MLOps and Continuous Integration
While the Model Development Life Cycle is self-contained within a Kubeflow Pipeline and the associated supporting Continuous Training process, the actual migration of model creation components across environments is addressed by a Continuous Integration process. The purpose of Continuous Integration is to make sure model creation code changes are regularly made available and propagated from personal Data Scientist environments in Kubeflow to staging environments and ultimately to production.
Several pieces have to come together to facilitate this Continuous Integration process:
- Artifact Store: stores the component/step output of each model creation pipeline step.
- Model Registry: stores the actual model created by the pipeline.
- Container Registry: stores the container images that make up the pipeline steps.
- Snapshot Registry: stores the snapshots that are taken during model execution.

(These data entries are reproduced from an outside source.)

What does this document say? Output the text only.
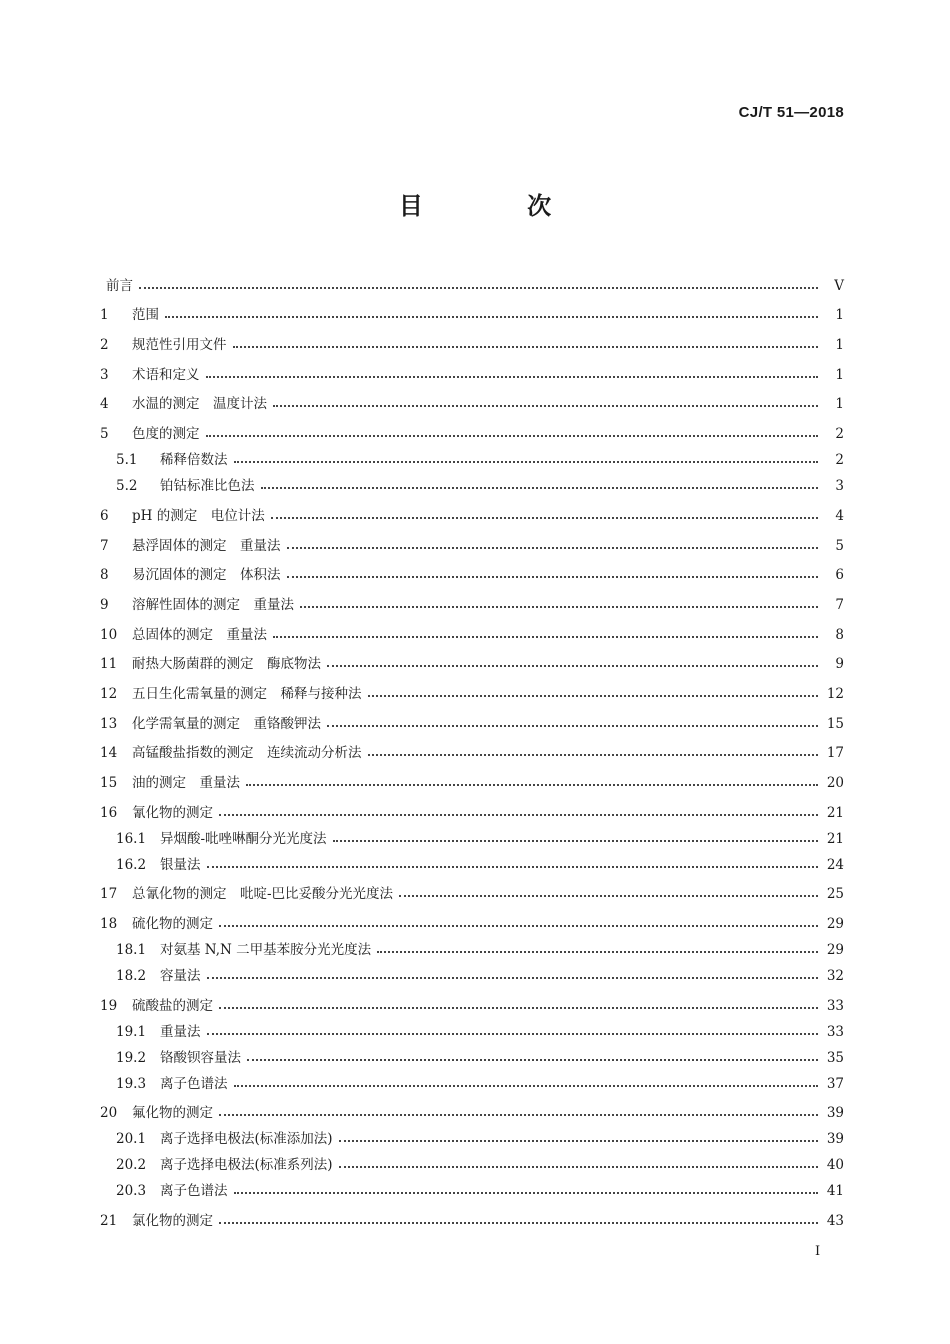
CJ/T 51—2018
目 次
前言	V
1	范围	1
2	规范性引用文件	1
3	术语和定义	1
4	水温的测定　温度计法	1
5	色度的测定	2
5.1	稀释倍数法	2
5.2	铂钴标准比色法	3
6	pH 的测定　电位计法	4
7	悬浮固体的测定　重量法	5
8	易沉固体的测定　体积法	6
9	溶解性固体的测定　重量法	7
10	总固体的测定　重量法	8
11	耐热大肠菌群的测定　酶底物法	9
12	五日生化需氧量的测定　稀释与接种法	12
13	化学需氧量的测定　重铬酸钾法	15
14	高锰酸盐指数的测定　连续流动分析法	17
15	油的测定　重量法	20
16	氰化物的测定	21
16.1	异烟酸-吡唑啉酮分光光度法	21
16.2	银量法	24
17	总氰化物的测定　吡啶-巴比妥酸分光光度法	25
18	硫化物的测定	29
18.1	对氨基 N,N 二甲基苯胺分光光度法	29
18.2	容量法	32
19	硫酸盐的测定	33
19.1	重量法	33
19.2	铬酸钡容量法	35
19.3	离子色谱法	37
20	氟化物的测定	39
20.1	离子选择电极法(标准添加法)	39
20.2	离子选择电极法(标准系列法)	40
20.3	离子色谱法	41
21	氯化物的测定	43
I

- Machine Learning Metadata: stores metadata about the artifacts generated through the components/steps of the ML pipeline as well as the execution of the components/steps and the lineage of the pipelines that are executed.
The Continuous Integration process is responsible for taking the relevant pieces of the puzzle and using the pieces to rebuild the solution in a new environment that will be eventually deployed via a continuous delivery tool. However this is not the only aspect of Continuous Integration - there must also be authorization, either manually or programmatically, before any integration of solution can take place. Therefore in addition to the above, a Continuous Integration process must also have a checkpoint for either manual or automatic approval of the model for integration before the model is delivered to the appropriate environment. There may be established programmatic thresholds that trigger integration based on quality metrics or disallow them based on poor performance. This approach ensures that changes can be rapidly rolled back if necessary, with minimal impact on production. While the Continuous Integration process may appear to be a simple step it is perhaps the most important since it serves as the gatekeeper between development and production environments.